The three-day blackout was designed to boost the TV ratings, and thus protect the important TV advertising revenue. Advertisers pay premiums to reach viewers who watch shows on TV or within three days of their original airing, if the program has been digitally recorded.
CW executives were betting that viewers would be so eager to watch fresh episodes of their most popular shows, including "The Vampire Diaries," "One Tree Hill," and "90210," that they would watch them on TV rather than wait to see them on their laptops.
Viewers were eager to see the latest episode, all right. Research by the Warner Bros. anti-piracy group discovered that nearly a third of online viewers of CW's most popular shows were so motivated that they watched them on a pirate website.
"And 50% of that consumption was done during the first three days after the television run," Haskins said. "That's a lot of money out of our pockets."
By releasing its shows just a few hours after their TV broadcast (at 3 a.m. Pacific time), the CW hopes to reach viewers who otherwise would have pirated them. New technologies also allow the CW to measure the number of online viewers and determine whether they watch the commercials, providing another source of reliable audience data to share with advertisers.
The CW also has been at the forefront of advocating heavier "commercial loads," so the online streams contain as many ads as would be seen in a TV broadcast.
That is a departure from conventional wisdom among most online video distributors.
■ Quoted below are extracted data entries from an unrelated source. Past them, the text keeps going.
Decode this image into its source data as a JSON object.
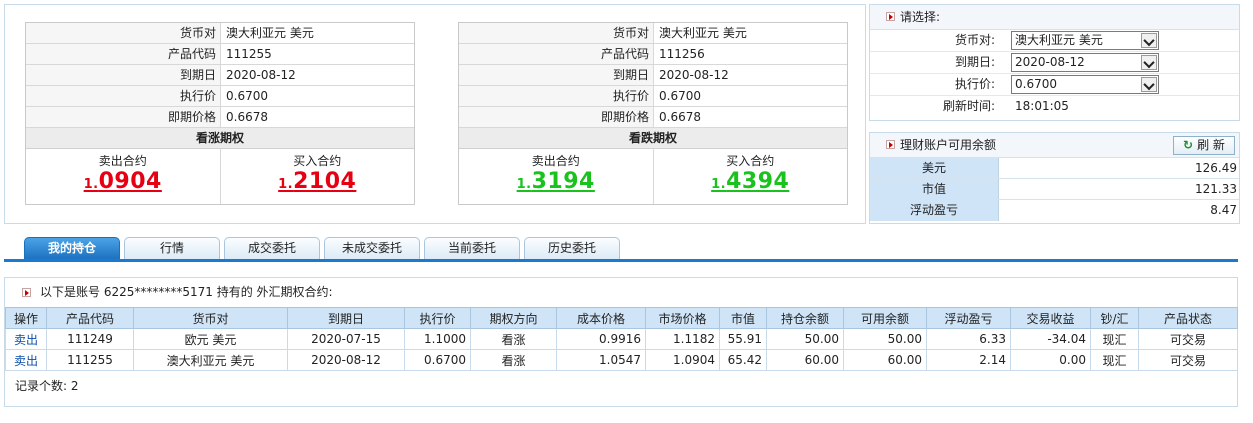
{
  "quotes": [
    {
      "rows": [
        {
          "label": "货币对",
          "value": "澳大利亚元 美元"
        },
        {
          "label": "产品代码",
          "value": "111255"
        },
        {
          "label": "到期日",
          "value": "2020-08-12"
        },
        {
          "label": "执行价",
          "value": "0.6700"
        },
        {
          "label": "即期价格",
          "value": "0.6678"
        }
      ],
      "title": "看涨期权",
      "sell_label": "卖出合约",
      "sell_prefix": "1.",
      "sell_price": "0904",
      "buy_label": "买入合约",
      "buy_prefix": "1.",
      "buy_price": "2104",
      "price_color": "#e60012"
    },
    {
      "rows": [
        {
          "label": "货币对",
          "value": "澳大利亚元 美元"
        },
        {
          "label": "产品代码",
          "value": "111256"
        },
        {
          "label": "到期日",
          "value": "2020-08-12"
        },
        {
          "label": "执行价",
          "value": "0.6700"
        },
        {
          "label": "即期价格",
          "value": "0.6678"
        }
      ],
      "title": "看跌期权",
      "sell_label": "卖出合约",
      "sell_prefix": "1.",
      "sell_price": "3194",
      "buy_label": "买入合约",
      "buy_prefix": "1.",
      "buy_price": "4394",
      "price_color": "#19c21d"
    }
  ],
  "select_panel": {
    "title": "请选择:",
    "currency_pair_label": "货币对:",
    "currency_pair_value": "澳大利亚元 美元",
    "expiry_label": "到期日:",
    "expiry_value": "2020-08-12",
    "strike_label": "执行价:",
    "strike_value": "0.6700",
    "refresh_time_label": "刷新时间:",
    "refresh_time_value": "18:01:05"
  },
  "balance_panel": {
    "title": "理财账户可用余额",
    "refresh_label": "刷 新",
    "rows": [
      {
        "label": "美元",
        "value": "126.49"
      },
      {
        "label": "市值",
        "value": "121.33"
      },
      {
        "label": "浮动盈亏",
        "value": "8.47"
      }
    ]
  },
  "tabs": [
    "我的持仓",
    "行情",
    "成交委托",
    "未成交委托",
    "当前委托",
    "历史委托"
  ],
  "holdings": {
    "header": "以下是账号 6225********5171 持有的 外汇期权合约:",
    "columns": [
      "操作",
      "产品代码",
      "货币对",
      "到期日",
      "执行价",
      "期权方向",
      "成本价格",
      "市场价格",
      "市值",
      "持仓余额",
      "可用余额",
      "浮动盈亏",
      "交易收益",
      "钞/汇",
      "产品状态"
    ],
    "rows": [
      [
        "卖出",
        "111249",
        "欧元 美元",
        "2020-07-15",
        "1.1000",
        "看涨",
        "0.9916",
        "1.1182",
        "55.91",
        "50.00",
        "50.00",
        "6.33",
        "-34.04",
        "现汇",
        "可交易"
      ],
      [
        "卖出",
        "111255",
        "澳大利亚元 美元",
        "2020-08-12",
        "0.6700",
        "看涨",
        "1.0547",
        "1.0904",
        "65.42",
        "60.00",
        "60.00",
        "2.14",
        "0.00",
        "现汇",
        "可交易"
      ]
    ],
    "record_count_label": "记录个数:",
    "record_count": "2"
  }
}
Many believed that online viewers would lack the patience to sit through too many commercials. Sites such as Hulu offer episodes with about half the number of ads that would run on TV.
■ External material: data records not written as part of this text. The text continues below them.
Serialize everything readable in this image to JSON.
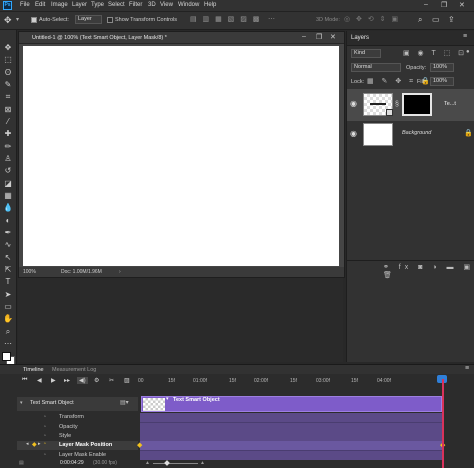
{
  "menubar": {
    "logo": "Ps",
    "items": [
      "File",
      "Edit",
      "Image",
      "Layer",
      "Type",
      "Select",
      "Filter",
      "3D",
      "View",
      "Window",
      "Help"
    ],
    "window_controls": {
      "minimize": "–",
      "restore": "❐",
      "close": "✕"
    }
  },
  "options": {
    "auto_select_label": "Auto-Select:",
    "auto_select_value": "Layer",
    "show_transform_label": "Show Transform Controls",
    "mode_3d": "3D Mode:"
  },
  "document": {
    "tab_title": "Untitled-1 @ 100% (Text Smart Object, Layer Mask/8) *",
    "zoom": "100%",
    "doc_info": "Doc: 1.00M/1.96M"
  },
  "layers": {
    "tab": "Layers",
    "kind_label": "Kind",
    "blend_mode": "Normal",
    "opacity_label": "Opacity:",
    "opacity_value": "100%",
    "lock_label": "Lock:",
    "fill_label": "Fill:",
    "fill_value": "100%",
    "items": [
      {
        "name": "Te...t",
        "visible": true
      },
      {
        "name": "Background",
        "visible": true
      }
    ]
  },
  "timeline": {
    "tab_timeline": "Timeline",
    "tab_measurement": "Measurement Log",
    "ruler_labels": [
      "00",
      "15f",
      "01:00f",
      "15f",
      "02:00f",
      "15f",
      "03:00f",
      "15f",
      "04:00f"
    ],
    "track_name": "Text Smart Object",
    "clip_label": "Text Smart Object",
    "properties": [
      "Transform",
      "Opacity",
      "Style",
      "Layer Mask Position",
      "Layer Mask Enable"
    ],
    "current_time": "0:00:04:29",
    "fps": "(30.00 fps)"
  },
  "colors": {
    "accent": "#31a8ff",
    "track": "#5b4a87",
    "clip": "#7e5cc9",
    "playhead": "#d9325b",
    "keyframe": "#f0c020"
  }
}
"We have found that viewers were indeed willing to watch a full commercial load," Haskins said.
CW also announced Thursday that it was introducing its first mobile application for iPad, iPhone and Android platforms. The app enables full-episode streaming of the network's prime-time series and provides a feature for fans to alert their friends on Facebook and Twitter that they are watching a particular episode.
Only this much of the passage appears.